We are accustomed to the stories of Jesus' birth and fail to think about them beyond the sentimental and nostalgic. A farmer friend at my first parish offhandedly referred to the manger in his barn and, although I knew what a manger was, I had a sudden realization: Baby Jesus was laid into a trough from which slobbery animals eat.

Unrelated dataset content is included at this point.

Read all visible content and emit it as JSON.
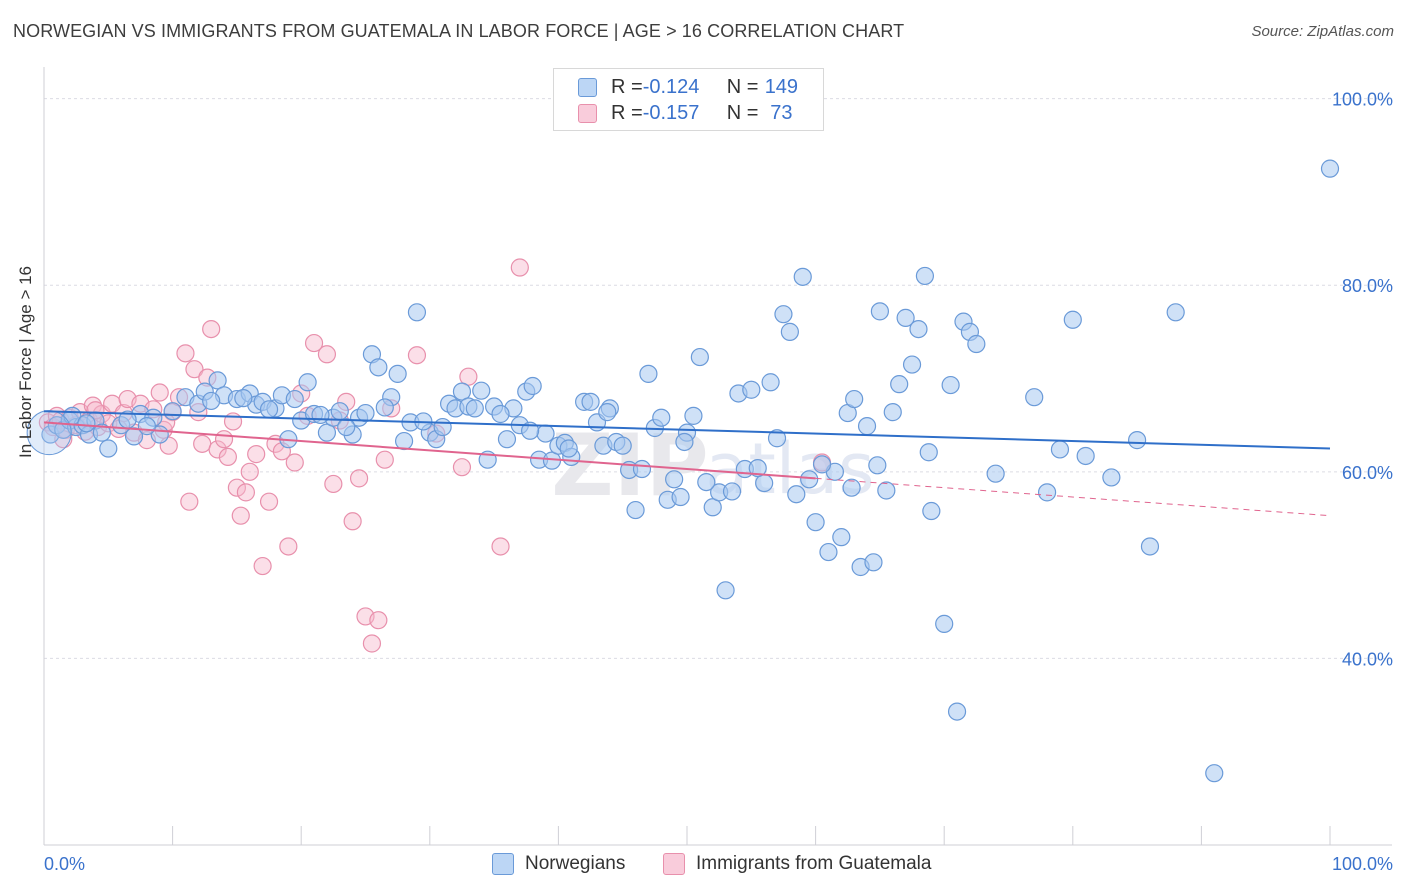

A few years later, I read a Catholic author who made a Eucharistic connection that I found interesting: of course Jesus was laid into a feeding trough, as a precursor to the time when we would share his body and blood in the mass. Protestants don't believe in transubstantiation but instead believe (with nuances among denominations) in the spiritual presence of Jesus in sharing of the Lord's Supper. Unfortunately, we are liable to emphasize the humility of Jesus' birth and miss the subtle implication (perhaps not even realized by the gospel authors) of his first bed, a feeding trough.
“Take, eat: this is my body”. He took the cup, gave thanks and said: "...“Take, drink: this is my blood”...."Unless you eat my flesh and drink my blood you shall have no life in you." Yet more upended expectations: surely God would not appear to us like this, a humble child in a manger, a "bloody enthronement on Calvary."  Surely God would not be known in such messy, heartrending circumstances...
1. Dominique Barthelemey, O.P., God and His Image: An Outline of Biblical Theology (San Francisco: Ignatius Press, 2007), p. 236.